POWER FLOW, MAXIMUM POWER OUTPUT and MAXIMUM EFFICIENCY IN A DC MACHINE

Power flow

The flow of power from mechanical to electrical domain in a generator and electrical to mechanical domain in a motor occurs as shown in the diagram below:

Power Flow Diagram

For Series and Separately excited machines: IL = Ia
For Shunt Generator: IL = Ia - If
For Shunt Motor:  IL = Ia + If  

NOTE:- The amount of conductor and iron materials required for a Machine of given rating ∝ 1 / speed of machine     


Maximum Power Output

To achieve maximum power output in a DC Machine the following condition must be satisfied.

Motor

Developed Power, Pa = EaIa = (V - IaRa)Ia = VIa - Ia^2 Ra 
For maximum output,

dPa/dIa = V - 2IaRa = 0

Ia = V / 2Ra

And  Ea = V - 2IaRa

Ea = V/2

Efficiency, 𝜂 = Pa / VIa = EaIa / VIa = 1/2 = 50%

Suppose, Ra = 0.03pu
for maximum output

Ia = 100% / (2*3%) ≈ 17 times full load

Due to such high current, windings will be burnt immediately. Hence, maximum power output is undesirable condition.

Generator

Output Power, Pa = VaIa
                                      = (Ea - IaRa)Ia
                                      = EaIa - Ia^2 Ra

For maximum output power,  dPa / dIa = Ea - 2IaRa = 0

Ia = Ea / 2Ra

Va = Ea - IaRa = Ea/2

Efficiency, 𝜂 = VaIa / EaIa = 1/2 = 50%

Here, also current will be high due to small Armature Resistance and it can damage the windings.

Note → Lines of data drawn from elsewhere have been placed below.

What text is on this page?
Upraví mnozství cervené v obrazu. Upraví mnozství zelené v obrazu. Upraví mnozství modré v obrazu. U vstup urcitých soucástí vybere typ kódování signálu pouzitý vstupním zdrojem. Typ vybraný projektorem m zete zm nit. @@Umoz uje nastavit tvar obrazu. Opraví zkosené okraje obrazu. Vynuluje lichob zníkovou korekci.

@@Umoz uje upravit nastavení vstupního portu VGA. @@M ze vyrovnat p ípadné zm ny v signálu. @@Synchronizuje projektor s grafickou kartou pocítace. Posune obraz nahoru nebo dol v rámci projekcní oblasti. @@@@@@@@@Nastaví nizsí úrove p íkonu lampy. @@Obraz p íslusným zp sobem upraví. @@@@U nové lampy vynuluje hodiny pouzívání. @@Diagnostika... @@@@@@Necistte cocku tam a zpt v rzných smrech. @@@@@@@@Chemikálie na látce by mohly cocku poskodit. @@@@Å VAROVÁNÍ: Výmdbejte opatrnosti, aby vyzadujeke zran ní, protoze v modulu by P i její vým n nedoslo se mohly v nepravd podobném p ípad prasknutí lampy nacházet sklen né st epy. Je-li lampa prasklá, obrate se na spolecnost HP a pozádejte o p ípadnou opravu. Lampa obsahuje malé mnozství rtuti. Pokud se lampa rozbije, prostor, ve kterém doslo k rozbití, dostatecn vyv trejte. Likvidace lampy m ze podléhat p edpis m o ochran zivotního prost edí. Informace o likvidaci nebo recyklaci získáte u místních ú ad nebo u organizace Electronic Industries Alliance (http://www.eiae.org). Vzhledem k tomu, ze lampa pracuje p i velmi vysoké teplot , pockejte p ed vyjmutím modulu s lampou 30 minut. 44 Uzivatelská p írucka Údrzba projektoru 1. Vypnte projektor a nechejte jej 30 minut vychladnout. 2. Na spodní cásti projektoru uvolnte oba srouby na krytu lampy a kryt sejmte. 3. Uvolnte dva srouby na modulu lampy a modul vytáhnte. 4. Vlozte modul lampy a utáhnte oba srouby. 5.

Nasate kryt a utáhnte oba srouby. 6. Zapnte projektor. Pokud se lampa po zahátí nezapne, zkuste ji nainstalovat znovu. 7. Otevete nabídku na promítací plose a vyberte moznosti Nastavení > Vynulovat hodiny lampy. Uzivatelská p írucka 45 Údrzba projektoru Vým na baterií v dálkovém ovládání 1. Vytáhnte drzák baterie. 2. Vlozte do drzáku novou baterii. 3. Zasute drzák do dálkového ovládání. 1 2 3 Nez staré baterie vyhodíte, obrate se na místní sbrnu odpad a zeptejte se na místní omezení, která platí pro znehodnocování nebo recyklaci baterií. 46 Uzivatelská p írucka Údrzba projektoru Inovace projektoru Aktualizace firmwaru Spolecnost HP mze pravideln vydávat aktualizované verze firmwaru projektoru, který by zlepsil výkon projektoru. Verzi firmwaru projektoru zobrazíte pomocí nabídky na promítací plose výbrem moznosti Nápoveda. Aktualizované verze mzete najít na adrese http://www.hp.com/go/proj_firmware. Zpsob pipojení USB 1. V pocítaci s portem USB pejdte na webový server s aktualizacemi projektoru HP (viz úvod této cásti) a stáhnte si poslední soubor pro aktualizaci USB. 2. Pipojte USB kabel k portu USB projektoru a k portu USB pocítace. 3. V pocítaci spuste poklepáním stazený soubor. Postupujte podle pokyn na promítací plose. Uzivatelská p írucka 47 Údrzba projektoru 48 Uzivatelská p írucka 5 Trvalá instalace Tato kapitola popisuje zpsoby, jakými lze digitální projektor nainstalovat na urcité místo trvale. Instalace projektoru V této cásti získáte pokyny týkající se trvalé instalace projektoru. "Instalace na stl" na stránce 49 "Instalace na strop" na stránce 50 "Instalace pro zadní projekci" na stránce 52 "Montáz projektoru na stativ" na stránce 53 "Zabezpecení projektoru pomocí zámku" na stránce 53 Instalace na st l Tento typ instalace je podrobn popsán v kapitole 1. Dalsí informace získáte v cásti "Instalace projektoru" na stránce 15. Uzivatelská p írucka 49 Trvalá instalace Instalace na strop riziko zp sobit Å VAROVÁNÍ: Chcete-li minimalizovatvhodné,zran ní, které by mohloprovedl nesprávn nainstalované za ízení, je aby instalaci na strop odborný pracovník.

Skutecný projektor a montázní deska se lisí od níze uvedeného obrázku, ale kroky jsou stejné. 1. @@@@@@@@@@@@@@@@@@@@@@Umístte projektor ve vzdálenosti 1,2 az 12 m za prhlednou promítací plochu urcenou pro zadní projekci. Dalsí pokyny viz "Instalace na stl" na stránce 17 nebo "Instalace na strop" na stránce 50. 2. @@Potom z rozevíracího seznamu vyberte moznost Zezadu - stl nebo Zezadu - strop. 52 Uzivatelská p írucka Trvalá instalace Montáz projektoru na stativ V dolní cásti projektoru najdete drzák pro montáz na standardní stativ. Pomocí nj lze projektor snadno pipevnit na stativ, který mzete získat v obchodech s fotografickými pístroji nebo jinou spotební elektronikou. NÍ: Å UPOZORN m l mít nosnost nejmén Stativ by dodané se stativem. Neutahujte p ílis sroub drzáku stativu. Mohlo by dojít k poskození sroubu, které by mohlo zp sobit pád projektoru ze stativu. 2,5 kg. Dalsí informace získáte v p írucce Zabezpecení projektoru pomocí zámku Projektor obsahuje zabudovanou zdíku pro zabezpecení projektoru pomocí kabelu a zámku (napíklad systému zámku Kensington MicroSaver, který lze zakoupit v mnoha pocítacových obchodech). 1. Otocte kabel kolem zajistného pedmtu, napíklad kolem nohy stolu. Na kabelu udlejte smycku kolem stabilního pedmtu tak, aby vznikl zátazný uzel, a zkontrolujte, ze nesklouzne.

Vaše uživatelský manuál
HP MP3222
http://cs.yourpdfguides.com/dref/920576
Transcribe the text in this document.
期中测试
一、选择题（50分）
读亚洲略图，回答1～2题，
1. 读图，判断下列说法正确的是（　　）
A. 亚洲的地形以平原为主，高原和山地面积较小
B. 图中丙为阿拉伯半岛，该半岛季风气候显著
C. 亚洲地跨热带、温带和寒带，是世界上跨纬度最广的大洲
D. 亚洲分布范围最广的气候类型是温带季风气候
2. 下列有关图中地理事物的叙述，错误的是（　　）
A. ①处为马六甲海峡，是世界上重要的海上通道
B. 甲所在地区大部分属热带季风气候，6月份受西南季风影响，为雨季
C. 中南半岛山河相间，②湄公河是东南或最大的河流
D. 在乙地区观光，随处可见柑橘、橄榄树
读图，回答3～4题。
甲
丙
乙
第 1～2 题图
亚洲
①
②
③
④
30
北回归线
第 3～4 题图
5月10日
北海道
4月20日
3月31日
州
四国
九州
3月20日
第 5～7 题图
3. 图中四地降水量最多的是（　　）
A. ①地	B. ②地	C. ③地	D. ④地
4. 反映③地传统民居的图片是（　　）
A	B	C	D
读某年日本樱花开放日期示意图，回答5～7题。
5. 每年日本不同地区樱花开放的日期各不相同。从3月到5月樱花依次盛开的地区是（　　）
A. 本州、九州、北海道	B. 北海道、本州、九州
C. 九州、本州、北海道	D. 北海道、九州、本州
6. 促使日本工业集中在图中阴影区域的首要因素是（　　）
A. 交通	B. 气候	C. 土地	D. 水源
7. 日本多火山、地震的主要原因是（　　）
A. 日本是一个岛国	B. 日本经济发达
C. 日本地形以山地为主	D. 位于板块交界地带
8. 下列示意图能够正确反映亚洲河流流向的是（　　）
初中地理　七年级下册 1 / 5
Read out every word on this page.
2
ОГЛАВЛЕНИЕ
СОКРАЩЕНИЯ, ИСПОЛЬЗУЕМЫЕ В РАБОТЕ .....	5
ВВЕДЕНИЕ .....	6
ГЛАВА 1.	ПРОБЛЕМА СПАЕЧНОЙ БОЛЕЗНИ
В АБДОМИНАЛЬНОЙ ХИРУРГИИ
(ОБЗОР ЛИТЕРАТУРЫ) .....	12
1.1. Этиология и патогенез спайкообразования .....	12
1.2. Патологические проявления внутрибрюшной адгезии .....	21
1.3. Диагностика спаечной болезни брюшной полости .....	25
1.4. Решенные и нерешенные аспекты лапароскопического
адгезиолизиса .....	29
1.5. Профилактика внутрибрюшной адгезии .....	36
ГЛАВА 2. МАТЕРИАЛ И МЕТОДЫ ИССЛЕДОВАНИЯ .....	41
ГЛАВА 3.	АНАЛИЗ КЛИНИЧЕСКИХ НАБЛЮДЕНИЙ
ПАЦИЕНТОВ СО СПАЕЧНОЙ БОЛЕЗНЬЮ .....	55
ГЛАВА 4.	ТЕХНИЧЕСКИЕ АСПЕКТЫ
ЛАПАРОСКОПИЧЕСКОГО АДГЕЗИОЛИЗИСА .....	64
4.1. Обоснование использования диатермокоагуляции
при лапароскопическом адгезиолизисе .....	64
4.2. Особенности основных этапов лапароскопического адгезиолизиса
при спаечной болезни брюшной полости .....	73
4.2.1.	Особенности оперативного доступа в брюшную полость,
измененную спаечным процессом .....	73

So, the desirable condition is maximum efficiency so that maximum part of Input Power is converted to Output Power.


Maximum Efficiency

Assuming a Short Shunt Machine with the following parameters:

VBD = Brush Drop Voltage
Pk = No-Load Rotational Losses
Ra = Armature Resistance
Rf = Shunt Field Resistance
Rse = Series Field Resistance

If Machine operates as a generator,
Ia = IL + If

Where IL is current delivered to load
 If is current in Shunt Field Winding
Ia is Armature Current

 𝜂 = Vt IL / (Vt Ia + Ia^2 Ra + VBD Ia + Pk + IL^2 Rse + If^2 Rf)

For Maximum Efficiency, d𝜂/dIL = 0

Vt(Vt Ia + Ia^2 Ra + VBD Ia + Pk + IL^2 Rse + If^2 Rf) - Vt IL(Vt + 2IaRa + VBD + 2ILRse) = 0

Substitute Ia = IL + If

We get, IL^2 (Rse + Ra) = If^2 Rf + Pk + VBDIf + If^2 Ra

which implies, Constant Losses = Variable Cu Losses

This can be applied to Shunt Machines by equating Rse to zero and for Series Machines by equating If and Rf to zero.